Simple enough physics shows us that the universe is one of the most ornately ordered specimens in existence. From the grandest to the most minute perspectives, the universe is rhyme and reason in motion.

So if physics can show us the truth of universal order, then why do so many people choose to adhere to coincidence instead of synchronicity?

I'll tell you why, stardust babe: because it's easier to shrug off the "randomness" of circumstances than to consider our role in its synchronistic occurrence.

Here's a fun thinker for you: remember that time you almost died? Seriously. Everyone's got at least one story of "this one time, I almost died but didn't..."

*I've got a lifetime of "near-death's" under my belt, don't tell me you can't conjure even one!*

Why do you think you survived that/those experience(s)?

Some people think it's god/gods/God what saved them.
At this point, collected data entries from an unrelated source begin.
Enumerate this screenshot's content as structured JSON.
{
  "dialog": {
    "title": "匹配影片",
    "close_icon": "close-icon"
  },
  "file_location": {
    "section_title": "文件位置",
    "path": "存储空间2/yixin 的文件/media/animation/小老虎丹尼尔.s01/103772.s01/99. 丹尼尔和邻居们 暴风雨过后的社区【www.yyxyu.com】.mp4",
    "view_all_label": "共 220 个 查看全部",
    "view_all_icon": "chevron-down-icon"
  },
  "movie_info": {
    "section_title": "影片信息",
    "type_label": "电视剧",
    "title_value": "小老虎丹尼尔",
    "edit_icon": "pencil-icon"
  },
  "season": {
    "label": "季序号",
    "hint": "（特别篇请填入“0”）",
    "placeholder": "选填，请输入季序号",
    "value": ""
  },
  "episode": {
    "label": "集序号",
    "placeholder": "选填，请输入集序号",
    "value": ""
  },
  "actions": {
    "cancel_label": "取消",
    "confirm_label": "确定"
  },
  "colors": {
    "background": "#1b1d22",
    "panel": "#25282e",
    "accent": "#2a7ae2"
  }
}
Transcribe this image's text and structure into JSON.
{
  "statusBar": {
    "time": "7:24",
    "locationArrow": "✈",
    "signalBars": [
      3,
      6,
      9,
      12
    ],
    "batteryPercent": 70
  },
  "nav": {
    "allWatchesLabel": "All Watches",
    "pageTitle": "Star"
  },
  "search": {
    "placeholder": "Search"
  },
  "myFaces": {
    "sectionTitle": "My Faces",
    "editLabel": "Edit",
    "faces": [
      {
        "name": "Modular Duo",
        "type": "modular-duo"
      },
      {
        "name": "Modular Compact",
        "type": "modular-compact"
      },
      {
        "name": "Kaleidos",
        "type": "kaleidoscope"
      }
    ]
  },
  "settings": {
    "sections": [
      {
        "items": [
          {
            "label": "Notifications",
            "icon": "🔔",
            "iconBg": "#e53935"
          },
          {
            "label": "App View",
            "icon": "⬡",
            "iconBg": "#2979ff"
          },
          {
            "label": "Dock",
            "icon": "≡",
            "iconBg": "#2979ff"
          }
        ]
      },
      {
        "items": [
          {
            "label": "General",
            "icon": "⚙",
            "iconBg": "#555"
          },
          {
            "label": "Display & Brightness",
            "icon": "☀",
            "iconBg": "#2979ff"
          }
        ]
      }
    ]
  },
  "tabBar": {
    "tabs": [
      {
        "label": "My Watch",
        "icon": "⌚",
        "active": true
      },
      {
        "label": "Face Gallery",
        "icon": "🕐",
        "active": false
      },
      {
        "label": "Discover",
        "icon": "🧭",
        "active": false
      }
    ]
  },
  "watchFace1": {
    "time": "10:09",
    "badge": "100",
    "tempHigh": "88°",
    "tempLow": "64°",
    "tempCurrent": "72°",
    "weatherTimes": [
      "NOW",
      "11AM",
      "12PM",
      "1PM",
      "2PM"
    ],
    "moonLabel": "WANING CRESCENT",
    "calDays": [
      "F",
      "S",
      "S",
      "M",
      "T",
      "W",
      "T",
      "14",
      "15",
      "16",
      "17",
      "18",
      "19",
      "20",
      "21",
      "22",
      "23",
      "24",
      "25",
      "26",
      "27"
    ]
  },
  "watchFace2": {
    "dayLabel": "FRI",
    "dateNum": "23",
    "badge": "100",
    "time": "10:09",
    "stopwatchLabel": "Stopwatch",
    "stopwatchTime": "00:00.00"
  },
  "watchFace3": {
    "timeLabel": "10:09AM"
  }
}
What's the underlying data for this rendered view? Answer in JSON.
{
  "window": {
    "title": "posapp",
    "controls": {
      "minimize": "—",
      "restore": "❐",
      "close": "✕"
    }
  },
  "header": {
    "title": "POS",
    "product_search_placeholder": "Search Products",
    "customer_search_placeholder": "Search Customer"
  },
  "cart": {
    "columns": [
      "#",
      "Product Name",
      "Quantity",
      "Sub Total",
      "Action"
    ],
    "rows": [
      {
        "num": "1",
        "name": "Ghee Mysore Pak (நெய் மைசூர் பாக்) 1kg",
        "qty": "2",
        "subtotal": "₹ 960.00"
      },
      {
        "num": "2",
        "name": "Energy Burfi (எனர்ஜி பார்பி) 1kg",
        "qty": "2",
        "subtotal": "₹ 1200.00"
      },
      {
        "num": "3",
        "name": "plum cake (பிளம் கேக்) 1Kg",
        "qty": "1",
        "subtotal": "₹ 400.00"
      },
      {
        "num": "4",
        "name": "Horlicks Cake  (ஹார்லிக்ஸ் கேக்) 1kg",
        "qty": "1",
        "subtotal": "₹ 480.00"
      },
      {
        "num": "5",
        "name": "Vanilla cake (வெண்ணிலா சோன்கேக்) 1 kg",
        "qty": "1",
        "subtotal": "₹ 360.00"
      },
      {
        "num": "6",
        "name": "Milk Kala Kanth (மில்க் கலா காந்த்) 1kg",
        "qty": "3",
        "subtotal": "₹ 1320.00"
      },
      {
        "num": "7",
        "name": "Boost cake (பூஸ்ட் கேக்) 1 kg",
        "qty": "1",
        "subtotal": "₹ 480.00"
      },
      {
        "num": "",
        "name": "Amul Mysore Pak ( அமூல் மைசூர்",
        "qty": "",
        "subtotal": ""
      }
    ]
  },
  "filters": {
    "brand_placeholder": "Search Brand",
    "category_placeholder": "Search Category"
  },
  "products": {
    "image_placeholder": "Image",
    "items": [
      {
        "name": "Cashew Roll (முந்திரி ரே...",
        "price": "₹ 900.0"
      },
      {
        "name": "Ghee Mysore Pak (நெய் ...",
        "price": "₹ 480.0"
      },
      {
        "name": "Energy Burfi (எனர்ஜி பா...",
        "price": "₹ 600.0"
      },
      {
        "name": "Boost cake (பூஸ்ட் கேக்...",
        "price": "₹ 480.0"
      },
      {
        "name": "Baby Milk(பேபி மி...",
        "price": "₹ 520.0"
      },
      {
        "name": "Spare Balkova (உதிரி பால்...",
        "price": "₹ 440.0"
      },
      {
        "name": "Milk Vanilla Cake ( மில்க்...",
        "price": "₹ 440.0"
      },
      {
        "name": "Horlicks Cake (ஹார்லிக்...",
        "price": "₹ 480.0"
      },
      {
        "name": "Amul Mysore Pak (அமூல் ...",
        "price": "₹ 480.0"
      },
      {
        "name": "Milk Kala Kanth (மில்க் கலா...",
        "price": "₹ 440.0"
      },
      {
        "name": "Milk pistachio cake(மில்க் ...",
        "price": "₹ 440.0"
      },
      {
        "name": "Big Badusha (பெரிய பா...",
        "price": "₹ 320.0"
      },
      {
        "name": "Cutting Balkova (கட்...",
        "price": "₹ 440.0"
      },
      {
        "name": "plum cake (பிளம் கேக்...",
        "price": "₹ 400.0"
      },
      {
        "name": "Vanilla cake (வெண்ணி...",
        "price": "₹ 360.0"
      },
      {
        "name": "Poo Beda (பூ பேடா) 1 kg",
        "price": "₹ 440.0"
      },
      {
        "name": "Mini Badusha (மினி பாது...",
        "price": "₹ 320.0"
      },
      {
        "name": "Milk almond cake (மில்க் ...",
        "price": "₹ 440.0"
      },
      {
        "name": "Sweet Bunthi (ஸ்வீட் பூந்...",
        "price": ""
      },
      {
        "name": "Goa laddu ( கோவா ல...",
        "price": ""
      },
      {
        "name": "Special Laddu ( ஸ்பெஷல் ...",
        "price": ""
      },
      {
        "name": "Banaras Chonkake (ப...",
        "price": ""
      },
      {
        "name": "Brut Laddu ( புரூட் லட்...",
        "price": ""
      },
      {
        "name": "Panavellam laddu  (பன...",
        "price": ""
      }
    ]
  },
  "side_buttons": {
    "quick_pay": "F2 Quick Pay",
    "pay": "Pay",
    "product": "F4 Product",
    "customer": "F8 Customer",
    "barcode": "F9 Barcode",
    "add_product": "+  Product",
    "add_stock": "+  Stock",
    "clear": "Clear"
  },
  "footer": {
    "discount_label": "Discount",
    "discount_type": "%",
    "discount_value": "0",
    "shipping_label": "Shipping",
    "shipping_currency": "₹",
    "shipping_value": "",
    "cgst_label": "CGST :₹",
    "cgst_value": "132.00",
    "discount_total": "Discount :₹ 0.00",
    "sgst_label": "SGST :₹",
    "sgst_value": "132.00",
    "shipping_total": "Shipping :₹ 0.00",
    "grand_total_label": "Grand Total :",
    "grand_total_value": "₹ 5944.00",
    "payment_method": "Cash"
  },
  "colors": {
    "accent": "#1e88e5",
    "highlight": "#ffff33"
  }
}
Some people think it "wasn't their time to go".

And then there's the me's of the world, the weirdos willing to look you dead in the eyes and proclaim with a knowing that comes from the voidian beyond, "I was in the right place, at the right time, because I happened to stop and look at the flower growing through a crack in the sidewalk so the runaway horse missed me by an inch..."

If you're like me, the synchronicity what saved you isn't that you stopped and observed the crack-flower that day. It's that you were told as a child by some stranger in the park *probably a murderous stranger who didn't end up killing you-you, but definitely killed the you from parallel universe #568* that you should always stop and enjoy the flowers, no matter how small or how random, because you never know when your time will be up.

*suck it, version of me from parallel universe #568! I've outlived another one...also, ahem, thanks to the murderous fuck who didn't kill me that day. You're generosity has not gone unappreciated.*

The runaway horse what missed me only did so because some random dude in a park told me as a child to enjoy all the flowers.

THAT'S the synchronicity that saved my ass.

Not the crack-flower. But the random encounter in my childhood that I fortunately remembered when the crack-flower appeared that fated runaway-horse-day.

Long story short: life is far more interesting when you stop perceiving things as random and start perceiving them as connected.

In that way, you can start to see where your actions, big or small, yours or someone else's, are crafting the reality you inhale and exhale on a daily basis.

Toddler-level tantrum meltdown's be damned, ain't nothing stopping me from seeing things as interconnected, no matter the torments I reap.